Por tanto, -retomando el dilema inicial-, se trataría de ganar elecciones, sí; pero no con el sentido de las voluntades y demandas ya dado en la sociedad. No como mero representante de lo existente. La operación articulatoria no desconoce el sentido común existente y opera desde él, pero traza a su vez un horizonte de esperanza colectivo que permite, si dicha operación es exitosa, empujar el sentido común hacia nuevas posiciones. Ese horizonte común es el que consigue engarzar demandas y voluntades heterogéneas mediante un lazo afectivo que logra una identificación compartida. Un horizonte que se concreta en el nombre del cambio que se pretende y que encuentra como obstáculo a realizarse la presencia de su antagonista: democracia vs mafia, por ejemplo. Así, Errejón declaró en una reciente entrevista en el plató de El Intermedio que su objetivo prioritario era: “conquistar las instituciones, sacar de allí a la mafia y devolvérselas a gente.” Por su parte, en la puesta de escena con Carmena, Errejón aclaró que su propuesta no estaba dirigida solamente “a la gente de izquierdas” sino “al conjunto de los madrileños” e insistió en la idea de “construir justicia social” como horizonte de esperanza, esto es, como nombre del cambio. Representar el sentir mayoritario y fraguar una voluntad trasformadora no solamente no son movimientos incompatibles desde su marco teórico, sino que serían dos caras de una misma moneda en la medida que una no se explica sin la otra.

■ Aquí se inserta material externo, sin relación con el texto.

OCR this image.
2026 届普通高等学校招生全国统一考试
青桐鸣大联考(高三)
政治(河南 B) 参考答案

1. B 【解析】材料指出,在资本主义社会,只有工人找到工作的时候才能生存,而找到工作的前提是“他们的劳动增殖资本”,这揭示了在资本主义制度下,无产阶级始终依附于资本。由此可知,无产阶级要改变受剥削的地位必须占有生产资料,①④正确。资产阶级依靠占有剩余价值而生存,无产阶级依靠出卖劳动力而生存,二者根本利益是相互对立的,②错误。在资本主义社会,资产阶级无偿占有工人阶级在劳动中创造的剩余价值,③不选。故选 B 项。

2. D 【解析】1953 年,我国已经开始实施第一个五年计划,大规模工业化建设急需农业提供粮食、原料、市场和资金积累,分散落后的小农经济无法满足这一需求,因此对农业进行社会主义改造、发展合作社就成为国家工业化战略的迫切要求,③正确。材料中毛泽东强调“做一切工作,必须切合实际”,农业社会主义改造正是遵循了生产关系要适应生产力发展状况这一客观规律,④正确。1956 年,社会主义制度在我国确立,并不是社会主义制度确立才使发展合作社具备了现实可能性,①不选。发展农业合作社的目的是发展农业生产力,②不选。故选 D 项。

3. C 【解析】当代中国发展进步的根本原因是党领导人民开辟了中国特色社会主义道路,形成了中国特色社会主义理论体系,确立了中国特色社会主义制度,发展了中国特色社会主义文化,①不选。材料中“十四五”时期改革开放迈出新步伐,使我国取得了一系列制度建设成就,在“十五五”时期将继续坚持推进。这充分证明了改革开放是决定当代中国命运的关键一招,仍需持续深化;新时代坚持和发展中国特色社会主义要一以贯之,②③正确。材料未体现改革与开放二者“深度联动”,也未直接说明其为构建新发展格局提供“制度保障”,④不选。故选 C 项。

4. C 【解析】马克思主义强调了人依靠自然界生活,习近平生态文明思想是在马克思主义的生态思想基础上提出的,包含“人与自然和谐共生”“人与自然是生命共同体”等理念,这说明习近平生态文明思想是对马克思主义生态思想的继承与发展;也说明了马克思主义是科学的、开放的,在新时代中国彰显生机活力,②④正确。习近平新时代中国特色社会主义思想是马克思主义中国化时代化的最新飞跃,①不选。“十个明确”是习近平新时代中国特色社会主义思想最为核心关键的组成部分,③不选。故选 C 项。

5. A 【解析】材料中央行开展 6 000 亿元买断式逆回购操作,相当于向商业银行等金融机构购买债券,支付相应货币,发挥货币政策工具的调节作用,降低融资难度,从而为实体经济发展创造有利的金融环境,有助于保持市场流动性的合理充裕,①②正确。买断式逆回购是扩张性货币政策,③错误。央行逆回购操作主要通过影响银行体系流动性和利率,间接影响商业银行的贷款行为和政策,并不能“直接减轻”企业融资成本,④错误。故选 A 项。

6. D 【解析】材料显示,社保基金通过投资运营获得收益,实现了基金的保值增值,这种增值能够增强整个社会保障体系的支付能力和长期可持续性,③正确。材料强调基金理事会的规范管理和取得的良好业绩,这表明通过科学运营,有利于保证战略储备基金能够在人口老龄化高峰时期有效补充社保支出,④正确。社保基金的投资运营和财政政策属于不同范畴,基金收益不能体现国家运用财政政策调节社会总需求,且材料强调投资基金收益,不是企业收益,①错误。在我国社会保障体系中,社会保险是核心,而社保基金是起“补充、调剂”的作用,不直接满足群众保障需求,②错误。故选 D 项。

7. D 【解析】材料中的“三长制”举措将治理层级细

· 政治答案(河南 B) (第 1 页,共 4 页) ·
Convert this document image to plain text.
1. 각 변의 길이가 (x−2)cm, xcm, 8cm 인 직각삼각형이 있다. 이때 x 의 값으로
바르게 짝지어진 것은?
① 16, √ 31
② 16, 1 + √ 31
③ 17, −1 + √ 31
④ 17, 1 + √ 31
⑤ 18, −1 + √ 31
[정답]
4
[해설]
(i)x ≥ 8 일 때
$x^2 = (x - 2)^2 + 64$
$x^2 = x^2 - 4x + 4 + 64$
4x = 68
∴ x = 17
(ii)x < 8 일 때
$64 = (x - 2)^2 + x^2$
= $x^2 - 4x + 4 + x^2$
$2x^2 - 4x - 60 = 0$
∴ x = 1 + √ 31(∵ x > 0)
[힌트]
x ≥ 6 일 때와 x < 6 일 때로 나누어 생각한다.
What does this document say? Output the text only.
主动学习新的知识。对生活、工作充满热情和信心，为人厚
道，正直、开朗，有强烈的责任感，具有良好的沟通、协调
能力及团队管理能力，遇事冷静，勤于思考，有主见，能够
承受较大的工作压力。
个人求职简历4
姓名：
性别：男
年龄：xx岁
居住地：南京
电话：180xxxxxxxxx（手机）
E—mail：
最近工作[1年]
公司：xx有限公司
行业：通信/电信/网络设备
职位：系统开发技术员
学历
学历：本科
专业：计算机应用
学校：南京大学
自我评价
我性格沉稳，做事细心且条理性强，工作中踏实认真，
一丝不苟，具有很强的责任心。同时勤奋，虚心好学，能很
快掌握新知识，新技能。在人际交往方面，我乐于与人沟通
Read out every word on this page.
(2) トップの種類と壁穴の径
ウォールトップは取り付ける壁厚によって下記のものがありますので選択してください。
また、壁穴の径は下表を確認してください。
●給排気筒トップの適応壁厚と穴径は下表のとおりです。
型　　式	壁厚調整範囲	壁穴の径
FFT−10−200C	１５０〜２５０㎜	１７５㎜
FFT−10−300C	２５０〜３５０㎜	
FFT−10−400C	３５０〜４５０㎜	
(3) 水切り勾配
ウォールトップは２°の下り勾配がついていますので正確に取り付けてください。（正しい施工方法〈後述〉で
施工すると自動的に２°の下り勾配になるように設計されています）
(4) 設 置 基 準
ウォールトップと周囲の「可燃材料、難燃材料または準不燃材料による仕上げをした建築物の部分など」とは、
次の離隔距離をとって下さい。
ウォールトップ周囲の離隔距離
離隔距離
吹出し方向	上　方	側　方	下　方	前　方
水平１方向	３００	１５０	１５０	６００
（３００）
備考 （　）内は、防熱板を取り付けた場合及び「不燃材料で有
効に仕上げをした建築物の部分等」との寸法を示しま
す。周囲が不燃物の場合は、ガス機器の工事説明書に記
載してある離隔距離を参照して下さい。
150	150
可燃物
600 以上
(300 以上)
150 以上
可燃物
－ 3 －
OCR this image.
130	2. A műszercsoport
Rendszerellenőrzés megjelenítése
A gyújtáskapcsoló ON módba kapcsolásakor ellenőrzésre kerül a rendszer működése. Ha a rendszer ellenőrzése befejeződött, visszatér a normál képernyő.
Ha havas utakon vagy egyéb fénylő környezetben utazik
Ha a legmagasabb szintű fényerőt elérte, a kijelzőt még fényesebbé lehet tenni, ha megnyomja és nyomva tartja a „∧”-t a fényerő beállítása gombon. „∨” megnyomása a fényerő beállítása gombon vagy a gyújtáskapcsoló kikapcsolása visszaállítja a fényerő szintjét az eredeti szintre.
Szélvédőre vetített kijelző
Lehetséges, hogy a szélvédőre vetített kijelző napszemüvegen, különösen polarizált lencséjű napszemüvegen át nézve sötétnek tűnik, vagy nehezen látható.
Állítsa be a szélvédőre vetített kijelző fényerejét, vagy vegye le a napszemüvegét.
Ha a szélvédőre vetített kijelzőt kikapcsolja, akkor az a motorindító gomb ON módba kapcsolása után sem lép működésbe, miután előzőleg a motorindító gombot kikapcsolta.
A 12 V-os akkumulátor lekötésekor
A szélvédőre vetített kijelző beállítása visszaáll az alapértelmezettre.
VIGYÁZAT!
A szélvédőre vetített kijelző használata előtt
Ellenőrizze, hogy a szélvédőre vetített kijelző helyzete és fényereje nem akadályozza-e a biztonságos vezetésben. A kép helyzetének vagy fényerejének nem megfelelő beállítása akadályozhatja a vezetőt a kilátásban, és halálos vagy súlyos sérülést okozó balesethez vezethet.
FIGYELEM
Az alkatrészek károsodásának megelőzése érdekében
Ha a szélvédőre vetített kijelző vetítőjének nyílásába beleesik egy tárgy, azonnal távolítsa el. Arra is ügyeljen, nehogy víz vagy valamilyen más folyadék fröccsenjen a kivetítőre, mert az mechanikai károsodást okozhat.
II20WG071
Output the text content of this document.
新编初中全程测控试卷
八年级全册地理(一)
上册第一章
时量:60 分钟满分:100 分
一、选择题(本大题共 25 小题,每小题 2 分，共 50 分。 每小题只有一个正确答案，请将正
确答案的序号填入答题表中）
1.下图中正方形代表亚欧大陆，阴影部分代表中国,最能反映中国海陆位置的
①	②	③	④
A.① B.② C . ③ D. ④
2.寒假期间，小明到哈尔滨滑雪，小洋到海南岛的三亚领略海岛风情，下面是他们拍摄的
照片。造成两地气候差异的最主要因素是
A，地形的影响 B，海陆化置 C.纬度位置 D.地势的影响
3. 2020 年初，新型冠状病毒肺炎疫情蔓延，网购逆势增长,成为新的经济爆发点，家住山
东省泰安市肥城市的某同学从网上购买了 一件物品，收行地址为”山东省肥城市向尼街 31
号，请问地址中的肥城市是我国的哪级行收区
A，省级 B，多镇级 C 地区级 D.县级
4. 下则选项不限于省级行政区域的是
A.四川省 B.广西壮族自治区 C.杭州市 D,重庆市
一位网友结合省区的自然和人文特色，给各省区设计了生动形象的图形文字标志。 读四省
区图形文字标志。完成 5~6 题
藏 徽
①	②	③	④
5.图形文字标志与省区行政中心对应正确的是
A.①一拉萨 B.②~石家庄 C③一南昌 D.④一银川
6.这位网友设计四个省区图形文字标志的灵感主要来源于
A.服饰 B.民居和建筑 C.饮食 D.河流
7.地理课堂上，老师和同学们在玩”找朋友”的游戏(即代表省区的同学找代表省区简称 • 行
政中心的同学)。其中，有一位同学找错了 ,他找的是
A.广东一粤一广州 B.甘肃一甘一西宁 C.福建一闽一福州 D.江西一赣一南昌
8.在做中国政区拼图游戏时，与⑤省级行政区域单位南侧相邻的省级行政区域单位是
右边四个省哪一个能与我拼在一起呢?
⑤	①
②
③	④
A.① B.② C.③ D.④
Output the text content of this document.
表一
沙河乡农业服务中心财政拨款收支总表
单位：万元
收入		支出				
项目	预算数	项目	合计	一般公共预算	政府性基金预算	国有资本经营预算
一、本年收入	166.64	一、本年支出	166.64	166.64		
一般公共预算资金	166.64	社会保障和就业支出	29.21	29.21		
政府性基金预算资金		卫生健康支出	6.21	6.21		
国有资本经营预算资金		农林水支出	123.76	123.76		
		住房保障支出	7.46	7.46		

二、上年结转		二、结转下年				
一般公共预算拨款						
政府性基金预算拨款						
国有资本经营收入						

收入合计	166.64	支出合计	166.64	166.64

Todas estas precisiones deben ser tenidas en cuenta si queremos tener un debate fructífero sobre la propuesta política de fondo de Íñigo Errejón. No se trataría, en conclusión, de una diferencia de grado en la moderación o en la radicalidad de su propuesta, sino de una forma distinta de entender la política para la que no habría nada más radical que construir una nueva mayoría con voluntad de cambio. Es aquí donde entran en juego la transversalidad y la voluntad de superar el eje izquierda-derecha. El salto de tener razón sin más a ganar elecciones en el marco de la disputa por el sentido común.

Por último señalar que, a nuestro parecer, si esta propuesta encuentra dificultades para ser entendida se debe principalmente a la falta de tradición política, práctica y teórica, en este sentido. Quizá sea necesario acudir a escuelas de pensamiento más heterodoxas que las europeas para encontrar nuevas herramientas con las que analizar el presente y entender nuestro futuro.